I can motivate my colleagues by being among them and doing my job, and in the meantime, we try to communicate in a way that does not hurt anyone. If someone makes a mistake, they can safely admit it, I do not reprimand them, I do not fire them and hurt them, but I try to learn from it too because that gives me feedback on what we still need to improve.
- However, during the spring period, we could also see how much people love you. You received a lot of support from people, and even delicious snacks more than once, which could provide strength and motivation for your fight.
- It really meant a lot to us. Unfortunately, voices denying the virus have intensified by now, which - as is the Hungarian custom - are manifested more than once in extreme reasoning and hatred, and I am very sorry about that. I do not want to get into that, I am not arguing. Sometimes a leader is also forced to take legal action to avoid people hurting his colleagues, unfortunately it has happened recently.
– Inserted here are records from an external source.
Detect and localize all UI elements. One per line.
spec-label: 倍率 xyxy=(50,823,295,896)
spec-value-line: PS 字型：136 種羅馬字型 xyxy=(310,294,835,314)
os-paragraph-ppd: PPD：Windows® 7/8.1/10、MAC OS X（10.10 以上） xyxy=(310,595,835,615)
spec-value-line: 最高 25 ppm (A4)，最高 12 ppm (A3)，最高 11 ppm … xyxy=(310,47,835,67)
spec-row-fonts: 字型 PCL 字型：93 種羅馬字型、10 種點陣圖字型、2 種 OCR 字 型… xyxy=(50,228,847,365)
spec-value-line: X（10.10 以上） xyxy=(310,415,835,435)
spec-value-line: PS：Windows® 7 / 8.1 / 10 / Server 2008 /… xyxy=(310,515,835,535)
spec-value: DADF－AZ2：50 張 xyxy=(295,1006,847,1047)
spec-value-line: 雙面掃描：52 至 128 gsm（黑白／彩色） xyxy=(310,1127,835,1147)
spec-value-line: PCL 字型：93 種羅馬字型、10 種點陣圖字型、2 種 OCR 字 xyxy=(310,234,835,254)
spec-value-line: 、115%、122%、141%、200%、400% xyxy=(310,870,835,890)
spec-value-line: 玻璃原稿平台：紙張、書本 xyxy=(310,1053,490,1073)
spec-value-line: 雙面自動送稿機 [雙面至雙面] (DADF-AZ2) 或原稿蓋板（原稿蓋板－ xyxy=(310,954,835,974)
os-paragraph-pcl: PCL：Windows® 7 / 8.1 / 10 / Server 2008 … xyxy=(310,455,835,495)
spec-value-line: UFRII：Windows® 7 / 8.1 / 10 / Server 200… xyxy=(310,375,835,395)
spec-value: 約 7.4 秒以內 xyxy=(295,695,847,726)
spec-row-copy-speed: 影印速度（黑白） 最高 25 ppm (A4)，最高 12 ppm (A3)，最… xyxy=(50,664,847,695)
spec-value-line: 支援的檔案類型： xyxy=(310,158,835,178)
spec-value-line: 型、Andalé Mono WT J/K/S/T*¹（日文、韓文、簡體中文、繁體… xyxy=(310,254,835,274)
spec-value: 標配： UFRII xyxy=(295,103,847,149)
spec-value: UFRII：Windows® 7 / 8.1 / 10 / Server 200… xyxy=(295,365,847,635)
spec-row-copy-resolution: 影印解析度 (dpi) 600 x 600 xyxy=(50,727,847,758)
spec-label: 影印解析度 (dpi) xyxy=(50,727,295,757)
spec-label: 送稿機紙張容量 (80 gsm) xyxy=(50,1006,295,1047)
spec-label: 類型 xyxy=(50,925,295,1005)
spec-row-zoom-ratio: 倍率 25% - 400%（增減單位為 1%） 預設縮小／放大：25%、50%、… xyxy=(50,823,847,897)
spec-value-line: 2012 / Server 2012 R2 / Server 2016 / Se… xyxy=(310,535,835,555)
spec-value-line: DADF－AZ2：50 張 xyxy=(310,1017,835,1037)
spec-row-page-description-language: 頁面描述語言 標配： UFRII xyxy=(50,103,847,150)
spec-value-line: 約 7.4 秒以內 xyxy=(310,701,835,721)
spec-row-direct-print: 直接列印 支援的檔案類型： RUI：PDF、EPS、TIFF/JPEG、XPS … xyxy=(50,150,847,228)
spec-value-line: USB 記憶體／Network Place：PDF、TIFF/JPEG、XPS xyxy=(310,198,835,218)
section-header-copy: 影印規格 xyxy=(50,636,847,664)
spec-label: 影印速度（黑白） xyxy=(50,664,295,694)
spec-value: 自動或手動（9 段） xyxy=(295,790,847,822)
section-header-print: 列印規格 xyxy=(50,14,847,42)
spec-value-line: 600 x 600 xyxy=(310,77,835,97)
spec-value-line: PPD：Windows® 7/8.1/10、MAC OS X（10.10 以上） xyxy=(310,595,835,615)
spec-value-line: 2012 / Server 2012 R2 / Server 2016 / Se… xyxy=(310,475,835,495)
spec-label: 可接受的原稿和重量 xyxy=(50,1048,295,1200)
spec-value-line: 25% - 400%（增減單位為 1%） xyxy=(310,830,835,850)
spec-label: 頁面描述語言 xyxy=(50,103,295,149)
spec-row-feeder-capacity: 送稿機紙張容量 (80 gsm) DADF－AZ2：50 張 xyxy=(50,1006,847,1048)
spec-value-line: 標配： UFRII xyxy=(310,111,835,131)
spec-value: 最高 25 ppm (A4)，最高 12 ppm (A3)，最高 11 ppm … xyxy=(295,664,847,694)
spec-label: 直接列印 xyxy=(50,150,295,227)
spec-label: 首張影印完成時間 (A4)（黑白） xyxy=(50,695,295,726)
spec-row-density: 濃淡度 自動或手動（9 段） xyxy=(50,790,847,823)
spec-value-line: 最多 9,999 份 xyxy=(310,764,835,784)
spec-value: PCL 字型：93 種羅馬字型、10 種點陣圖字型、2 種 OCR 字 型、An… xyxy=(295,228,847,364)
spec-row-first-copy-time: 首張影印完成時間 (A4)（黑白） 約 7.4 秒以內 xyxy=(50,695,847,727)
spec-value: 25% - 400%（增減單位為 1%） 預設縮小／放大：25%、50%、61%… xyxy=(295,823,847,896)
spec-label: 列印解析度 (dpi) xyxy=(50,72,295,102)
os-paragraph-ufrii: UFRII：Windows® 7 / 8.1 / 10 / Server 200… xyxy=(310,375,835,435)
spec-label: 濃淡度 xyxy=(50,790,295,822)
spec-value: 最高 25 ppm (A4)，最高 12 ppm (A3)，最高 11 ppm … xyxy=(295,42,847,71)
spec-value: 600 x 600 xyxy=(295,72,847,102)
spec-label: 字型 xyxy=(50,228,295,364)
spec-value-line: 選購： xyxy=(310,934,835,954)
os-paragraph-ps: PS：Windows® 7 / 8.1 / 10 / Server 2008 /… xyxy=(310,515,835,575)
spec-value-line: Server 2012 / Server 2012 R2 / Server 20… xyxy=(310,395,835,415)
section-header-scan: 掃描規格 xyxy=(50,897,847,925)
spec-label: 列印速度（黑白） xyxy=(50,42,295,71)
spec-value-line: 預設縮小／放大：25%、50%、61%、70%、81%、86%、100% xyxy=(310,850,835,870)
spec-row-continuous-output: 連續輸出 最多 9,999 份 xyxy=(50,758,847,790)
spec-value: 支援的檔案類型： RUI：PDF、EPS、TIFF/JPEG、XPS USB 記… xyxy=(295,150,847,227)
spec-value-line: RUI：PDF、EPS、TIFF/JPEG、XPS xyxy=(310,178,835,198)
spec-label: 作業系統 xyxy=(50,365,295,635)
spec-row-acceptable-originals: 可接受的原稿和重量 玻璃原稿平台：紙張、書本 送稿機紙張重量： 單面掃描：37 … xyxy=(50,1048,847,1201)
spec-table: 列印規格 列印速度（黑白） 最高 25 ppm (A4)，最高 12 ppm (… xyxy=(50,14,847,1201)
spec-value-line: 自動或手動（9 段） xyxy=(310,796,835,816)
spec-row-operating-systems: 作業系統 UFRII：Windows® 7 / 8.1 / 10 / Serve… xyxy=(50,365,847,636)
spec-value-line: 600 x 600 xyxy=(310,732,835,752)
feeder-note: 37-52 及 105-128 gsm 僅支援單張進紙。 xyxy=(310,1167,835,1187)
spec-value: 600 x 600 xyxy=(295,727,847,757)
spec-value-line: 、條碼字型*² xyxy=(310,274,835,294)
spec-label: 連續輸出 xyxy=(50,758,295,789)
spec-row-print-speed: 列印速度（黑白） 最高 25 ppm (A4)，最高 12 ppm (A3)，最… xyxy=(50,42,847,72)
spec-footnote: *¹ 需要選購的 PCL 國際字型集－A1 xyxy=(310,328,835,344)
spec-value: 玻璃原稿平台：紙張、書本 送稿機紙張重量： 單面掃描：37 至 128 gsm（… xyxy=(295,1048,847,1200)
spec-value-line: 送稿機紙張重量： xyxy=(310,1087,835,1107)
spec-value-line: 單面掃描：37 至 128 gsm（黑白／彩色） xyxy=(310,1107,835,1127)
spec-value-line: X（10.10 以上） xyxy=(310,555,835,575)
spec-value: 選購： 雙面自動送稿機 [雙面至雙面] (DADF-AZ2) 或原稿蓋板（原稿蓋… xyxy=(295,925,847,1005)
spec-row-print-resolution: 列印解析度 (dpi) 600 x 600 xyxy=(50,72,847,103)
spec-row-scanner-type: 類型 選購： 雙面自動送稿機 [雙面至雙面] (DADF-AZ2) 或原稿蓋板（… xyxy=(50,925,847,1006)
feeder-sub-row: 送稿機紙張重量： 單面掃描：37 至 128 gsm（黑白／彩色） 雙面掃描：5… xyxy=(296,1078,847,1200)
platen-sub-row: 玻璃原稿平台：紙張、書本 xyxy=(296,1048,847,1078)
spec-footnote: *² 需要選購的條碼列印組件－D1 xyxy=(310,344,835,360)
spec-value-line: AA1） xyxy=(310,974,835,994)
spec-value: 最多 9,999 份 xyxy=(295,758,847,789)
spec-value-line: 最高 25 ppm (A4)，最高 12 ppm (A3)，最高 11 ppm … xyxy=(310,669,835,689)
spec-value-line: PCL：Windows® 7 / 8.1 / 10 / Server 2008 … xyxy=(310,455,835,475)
- Your phone rings every five minutes, you are constantly getting emails, people knock on your door - how can you return so calmly to the sentence that was interrupted in our conversation and maintain your composure?
- That is how I am put together. I love challenges, I do not collapse under the weight of tasks, and I am a “hurray” optimistic person. I get up every morning thinking that this day can bring something good too. I believe that life is beautiful and these beauties can be found in the little things. When everything turns upside down, I remind myself that I have three healthy sons. They are the present and the future, and they are worth fighting for. It was my father who did his thing without saying a word, it seems to be a family heirloom. If there is a task, it must be done, after which we can relax. As long as there is something to do, it comes first.